自身初となる40本塁打まで、ついにあと1本に迫った。
さらに注目を集めるのが、走力との組み合わせだ。
今季ここまで32盗塁を記録しており、40本塁打に到達すれば「40―40」が視野に入る。MLB史上、40本塁打と40盗塁を同一シーズンに記録した例は極めて少なく、直近で達成したのは2024年の大谷翔平選手。大谷選手は同年、史上初の「50―50」を成し遂げた。
クローアームストロングにとっては、カブス史上初となる「40―40」もかかるシーズン終盤となっている。MLB公式によれば、カブスではクローアームストロングが2025年と2026年の2年連続で「30―30」を達成しており、これはサミー・ソーサ以来となる球団史上2人目の記録だ。
6月以降に急加速 8月だけで14本塁打
今季のクローアームストロングは、シーズン序盤から現在のペースだったわけではない。
5月終了時点では60試合で7本塁打。それが6月以降、一気に長打力を開花させた。
8月には28試合で14本塁打を量産。8月29日のレッズ戦では自身初となる1試合3本塁打を記録するなど、圧倒的な打撃を披露した。
この活躍が評価され、8月のナ・リーグ月間MVPにも選出。6月に続いて今季2度目の受賞となり、カブスの選手が同一シーズンに2度ナ・リーグ月間MVPを獲得する球団史上初の快挙となった。
そして9月最初の本塁打となった今回の39号。
8月29、30日のレッズ戦で5本塁打を放った後、3試合連続でアーチがなかったが、地区首位を走るブルワーズとの重要な4連戦最終戦で再び長打力を発揮した。
▪️比較対象の大谷翔平とのMVP争いにも大きな注目
クローアームストロングの快進撃によって、ナ・リーグMVP争いも一段と熱を帯びている。
最大のライバルとされるのが、ロサンゼルス・ドジャースの大谷翔平選手だ。
大谷選手は2024年、史上初の「50―50」を達成してMVPを受賞。その後もナ・リーグを代表する存在として活躍している。
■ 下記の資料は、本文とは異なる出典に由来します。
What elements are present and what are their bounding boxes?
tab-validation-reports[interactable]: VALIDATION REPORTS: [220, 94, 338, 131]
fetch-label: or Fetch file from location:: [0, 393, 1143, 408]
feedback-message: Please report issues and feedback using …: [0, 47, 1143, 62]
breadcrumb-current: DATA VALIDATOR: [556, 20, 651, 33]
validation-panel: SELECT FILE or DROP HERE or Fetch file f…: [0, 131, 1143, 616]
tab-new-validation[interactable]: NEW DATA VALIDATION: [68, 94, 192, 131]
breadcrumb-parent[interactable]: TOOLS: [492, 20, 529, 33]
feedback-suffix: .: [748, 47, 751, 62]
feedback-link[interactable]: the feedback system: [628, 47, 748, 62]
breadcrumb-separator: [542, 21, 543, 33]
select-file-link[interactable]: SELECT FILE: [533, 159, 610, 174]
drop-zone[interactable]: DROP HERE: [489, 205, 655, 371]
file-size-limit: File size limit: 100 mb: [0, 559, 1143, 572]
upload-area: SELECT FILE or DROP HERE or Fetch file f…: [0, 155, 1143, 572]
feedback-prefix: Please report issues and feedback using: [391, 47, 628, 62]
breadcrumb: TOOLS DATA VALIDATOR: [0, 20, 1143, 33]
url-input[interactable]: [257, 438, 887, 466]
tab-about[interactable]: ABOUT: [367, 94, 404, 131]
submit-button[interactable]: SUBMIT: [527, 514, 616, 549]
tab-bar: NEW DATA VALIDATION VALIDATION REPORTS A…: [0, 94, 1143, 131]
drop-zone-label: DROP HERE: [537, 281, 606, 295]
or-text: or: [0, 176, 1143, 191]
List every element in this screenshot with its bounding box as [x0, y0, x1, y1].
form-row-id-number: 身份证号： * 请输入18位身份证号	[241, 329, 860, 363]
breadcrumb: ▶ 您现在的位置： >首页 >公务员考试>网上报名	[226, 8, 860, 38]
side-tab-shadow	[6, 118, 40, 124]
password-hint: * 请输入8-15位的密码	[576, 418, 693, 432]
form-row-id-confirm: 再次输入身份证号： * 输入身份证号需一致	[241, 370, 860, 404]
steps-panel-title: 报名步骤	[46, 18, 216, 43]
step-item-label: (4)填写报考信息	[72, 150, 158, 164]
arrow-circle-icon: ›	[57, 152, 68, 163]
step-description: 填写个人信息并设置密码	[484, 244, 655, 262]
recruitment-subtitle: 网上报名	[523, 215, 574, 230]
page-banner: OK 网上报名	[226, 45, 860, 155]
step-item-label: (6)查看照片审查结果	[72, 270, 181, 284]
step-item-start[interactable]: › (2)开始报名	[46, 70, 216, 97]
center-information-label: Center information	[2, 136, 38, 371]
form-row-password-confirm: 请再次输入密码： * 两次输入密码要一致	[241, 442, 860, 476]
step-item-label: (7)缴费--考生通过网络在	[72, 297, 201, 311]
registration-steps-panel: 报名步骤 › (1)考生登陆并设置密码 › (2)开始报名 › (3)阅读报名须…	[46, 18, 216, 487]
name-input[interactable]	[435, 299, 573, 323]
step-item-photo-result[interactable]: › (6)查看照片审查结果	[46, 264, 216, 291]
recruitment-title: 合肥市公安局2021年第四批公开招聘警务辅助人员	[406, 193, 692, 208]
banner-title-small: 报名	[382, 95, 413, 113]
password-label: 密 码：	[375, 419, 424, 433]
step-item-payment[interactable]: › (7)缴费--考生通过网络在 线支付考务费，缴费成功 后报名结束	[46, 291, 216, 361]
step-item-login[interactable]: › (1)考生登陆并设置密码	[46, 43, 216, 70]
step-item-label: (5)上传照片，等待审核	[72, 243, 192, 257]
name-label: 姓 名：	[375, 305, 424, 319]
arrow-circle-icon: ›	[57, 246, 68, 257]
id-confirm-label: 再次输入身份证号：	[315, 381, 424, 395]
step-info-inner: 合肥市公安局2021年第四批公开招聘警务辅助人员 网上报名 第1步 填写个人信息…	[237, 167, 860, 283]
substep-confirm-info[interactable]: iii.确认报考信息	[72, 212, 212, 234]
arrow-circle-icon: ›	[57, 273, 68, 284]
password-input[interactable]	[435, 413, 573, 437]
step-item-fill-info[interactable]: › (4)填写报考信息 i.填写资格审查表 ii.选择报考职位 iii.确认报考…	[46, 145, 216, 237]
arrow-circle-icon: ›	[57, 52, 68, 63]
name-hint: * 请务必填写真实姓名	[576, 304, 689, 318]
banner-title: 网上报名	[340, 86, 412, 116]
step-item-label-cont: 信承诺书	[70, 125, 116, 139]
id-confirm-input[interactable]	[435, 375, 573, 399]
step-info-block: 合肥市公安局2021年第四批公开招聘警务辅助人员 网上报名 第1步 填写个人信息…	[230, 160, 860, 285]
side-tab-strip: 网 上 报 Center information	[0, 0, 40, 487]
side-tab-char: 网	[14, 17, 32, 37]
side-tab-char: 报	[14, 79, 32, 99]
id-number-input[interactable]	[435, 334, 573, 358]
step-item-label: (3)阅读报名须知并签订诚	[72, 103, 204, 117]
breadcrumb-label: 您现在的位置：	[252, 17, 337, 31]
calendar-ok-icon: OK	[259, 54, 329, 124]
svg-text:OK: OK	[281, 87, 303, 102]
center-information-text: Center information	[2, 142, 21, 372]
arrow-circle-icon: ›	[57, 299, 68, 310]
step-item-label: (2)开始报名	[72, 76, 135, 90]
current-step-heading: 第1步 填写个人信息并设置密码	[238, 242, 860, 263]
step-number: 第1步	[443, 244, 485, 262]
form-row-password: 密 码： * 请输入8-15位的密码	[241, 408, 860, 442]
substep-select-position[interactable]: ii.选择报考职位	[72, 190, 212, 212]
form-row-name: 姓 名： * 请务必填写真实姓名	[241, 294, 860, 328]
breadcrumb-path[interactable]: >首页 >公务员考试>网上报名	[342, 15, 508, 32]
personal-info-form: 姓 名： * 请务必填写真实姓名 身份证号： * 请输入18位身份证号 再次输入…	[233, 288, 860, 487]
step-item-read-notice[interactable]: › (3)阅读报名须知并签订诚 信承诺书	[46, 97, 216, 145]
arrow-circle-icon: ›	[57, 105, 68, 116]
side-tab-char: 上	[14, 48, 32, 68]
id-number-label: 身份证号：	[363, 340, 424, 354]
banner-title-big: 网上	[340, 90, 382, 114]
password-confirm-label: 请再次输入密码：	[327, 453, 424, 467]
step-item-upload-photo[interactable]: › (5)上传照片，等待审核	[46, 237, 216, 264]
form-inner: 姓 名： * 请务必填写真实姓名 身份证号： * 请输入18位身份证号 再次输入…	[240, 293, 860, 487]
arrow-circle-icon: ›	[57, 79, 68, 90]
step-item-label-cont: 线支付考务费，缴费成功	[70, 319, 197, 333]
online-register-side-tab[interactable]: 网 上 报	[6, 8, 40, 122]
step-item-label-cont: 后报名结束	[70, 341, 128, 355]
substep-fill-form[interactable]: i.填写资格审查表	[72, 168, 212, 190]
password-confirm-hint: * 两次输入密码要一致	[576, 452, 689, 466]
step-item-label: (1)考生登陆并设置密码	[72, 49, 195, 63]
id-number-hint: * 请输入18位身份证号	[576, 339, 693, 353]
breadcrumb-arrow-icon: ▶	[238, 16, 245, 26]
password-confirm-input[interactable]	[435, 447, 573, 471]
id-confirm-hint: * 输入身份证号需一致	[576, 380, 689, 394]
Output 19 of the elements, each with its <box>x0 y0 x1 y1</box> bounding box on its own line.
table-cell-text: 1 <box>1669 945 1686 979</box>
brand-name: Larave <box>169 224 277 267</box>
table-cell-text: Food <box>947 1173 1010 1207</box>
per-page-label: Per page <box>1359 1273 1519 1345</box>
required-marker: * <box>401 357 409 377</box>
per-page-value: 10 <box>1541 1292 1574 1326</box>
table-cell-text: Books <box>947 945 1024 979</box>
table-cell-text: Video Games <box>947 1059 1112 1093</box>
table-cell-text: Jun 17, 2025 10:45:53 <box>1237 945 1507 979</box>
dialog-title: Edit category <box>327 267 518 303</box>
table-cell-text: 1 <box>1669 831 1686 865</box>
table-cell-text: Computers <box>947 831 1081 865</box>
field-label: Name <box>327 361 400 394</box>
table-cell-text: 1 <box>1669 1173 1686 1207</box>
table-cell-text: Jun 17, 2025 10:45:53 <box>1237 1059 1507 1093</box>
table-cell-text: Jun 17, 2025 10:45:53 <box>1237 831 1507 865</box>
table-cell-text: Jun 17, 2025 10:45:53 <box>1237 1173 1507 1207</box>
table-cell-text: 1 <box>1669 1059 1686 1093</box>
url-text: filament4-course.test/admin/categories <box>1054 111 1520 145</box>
一方、2026年のクローアームストロングは、中堅手としての守備力に加え、長打力と走力を兼ね備えた総合力で評価を急上昇させている。
MLB公式は8月29日の時点で、クローアームストロングのWARを8.6、大谷選手を6.9と紹介。さらに同日の3本塁打後にはクローアームストロングのWARが9.1まで上昇したとしている。
守備面でも大きな価値を生み出しており、MLB公式によれば、8月29日時点でフィールド・ラン・バリューはメジャー全体1位の24、アウト・アバブ・アベレージ(OAA)は23で2位だった。
単なる本塁打数だけでは測れない総合的な貢献度が、クローアームストロングのMVP候補としての評価を押し上げている。
海外メディアでも大谷選手とのMVP争いは大きなテーマとなっており、40―40を達成すればクローアームストロングのMVP争いに決定的なインパクトを与えるのか、という議論も続いている。
▪️本塁打王争いではシュワバーを追撃
さらに、個人タイトル争いでもクローアームストロングは先頭集団にいる。
39本塁打は、フィラデルフィア・フィリーズのカイル・シュワバーが記録する40本にあと1本。ナ・リーグの本塁打王争いでもトップを射程圏内に捉えている。
8月だけで14本塁打を放った勢いを9月にも持ち込めば、40号到達は時間の問題ともいえる。
そして40号の先にあるのが「40―40」だ。
本塁打王、盗塁、守備、そしてMVP――。
クローアームストロングは現在、複数のタイトル争いに同時に絡む存在となっている。
大谷翔平という現代MLBを象徴する二刀流スターに挑む、24歳の若き中堅手。
39号は、その争いをさらに熱くする一発になった。
2026年シーズン終盤、クローアームストロングが40号、そして40盗塁へ到達するのか。